The testamentary capacity of the decedent has all in all been proved to my satisfaction.

There is no evidence in this case which would justify a finding that in making the paper here in dispute the decedent was subject to undue influence. It does not appear that any of the persons whom it names as beneficiaries were directly or indirectly instrumental in procuring it to be made and executed. Nor does it appear that any of the persons concerned in its making and execution have the slightest interest in its dispositions. The decedent was subjected to no restraint and to no importu-nities. She evidently allowed herself to be controlled by the influences arising from gratitude and affection. Such influences do not vitiate a testamentary paper (Gardiner v. Gardiner, 34, N. Y. 155).

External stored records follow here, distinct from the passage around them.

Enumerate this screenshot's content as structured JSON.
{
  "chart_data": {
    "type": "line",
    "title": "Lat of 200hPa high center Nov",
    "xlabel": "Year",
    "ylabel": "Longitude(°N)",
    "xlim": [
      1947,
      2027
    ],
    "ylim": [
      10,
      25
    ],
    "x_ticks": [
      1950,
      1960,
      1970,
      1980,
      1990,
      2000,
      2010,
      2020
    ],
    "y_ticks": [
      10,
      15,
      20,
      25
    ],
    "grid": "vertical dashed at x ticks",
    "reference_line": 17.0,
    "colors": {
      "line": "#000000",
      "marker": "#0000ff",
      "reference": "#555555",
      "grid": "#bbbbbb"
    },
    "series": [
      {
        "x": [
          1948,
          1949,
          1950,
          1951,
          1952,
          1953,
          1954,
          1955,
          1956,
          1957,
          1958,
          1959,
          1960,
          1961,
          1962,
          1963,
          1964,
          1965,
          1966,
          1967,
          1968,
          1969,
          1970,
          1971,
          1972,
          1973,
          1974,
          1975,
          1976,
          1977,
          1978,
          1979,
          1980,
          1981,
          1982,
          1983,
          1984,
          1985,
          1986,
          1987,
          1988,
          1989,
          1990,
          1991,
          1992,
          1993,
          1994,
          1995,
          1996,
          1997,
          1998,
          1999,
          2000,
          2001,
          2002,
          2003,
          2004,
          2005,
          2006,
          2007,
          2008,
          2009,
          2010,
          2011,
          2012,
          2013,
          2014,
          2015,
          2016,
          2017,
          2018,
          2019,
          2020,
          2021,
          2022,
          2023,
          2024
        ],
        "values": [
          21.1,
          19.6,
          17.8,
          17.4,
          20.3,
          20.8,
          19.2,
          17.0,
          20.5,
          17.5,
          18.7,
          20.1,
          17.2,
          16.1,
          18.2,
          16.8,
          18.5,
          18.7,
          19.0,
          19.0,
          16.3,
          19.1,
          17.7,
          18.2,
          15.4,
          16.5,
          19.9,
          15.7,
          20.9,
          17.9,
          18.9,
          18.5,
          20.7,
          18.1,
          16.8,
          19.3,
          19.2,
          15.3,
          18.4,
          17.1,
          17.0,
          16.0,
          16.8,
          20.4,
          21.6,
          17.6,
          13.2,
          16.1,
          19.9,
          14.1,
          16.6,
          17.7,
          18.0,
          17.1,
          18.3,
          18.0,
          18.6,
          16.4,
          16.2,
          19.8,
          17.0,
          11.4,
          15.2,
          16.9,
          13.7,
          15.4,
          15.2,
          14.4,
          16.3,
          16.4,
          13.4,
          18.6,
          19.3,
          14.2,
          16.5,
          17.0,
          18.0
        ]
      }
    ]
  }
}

Counsel for the contestants claim that the failure of their adversaries to call Mrs. Hoffman to the stand is a circumstance that makes against the will. Had she been produced in her own behalf, she could not, within the limitations of § 829 of the Code of Civ. Proc. have testified to any personal transactions or communications between herself and the decedent; and it does not appear that aside from such transactions and communications there were any competent and material facts within her knowledge. The contestants saw fit to resort to their rights under § 2,618 by calling for the examination of the decedent’s nurse and washerwoman, to each of whom the will gives a small legacy. They could have similarly compelled the production of Mrs. Hoffman, but did not see fit to avail themselves of that privilege.

The contestants’ objections must be overruled and the will admitted to probate. Let a decree be entered accordingly.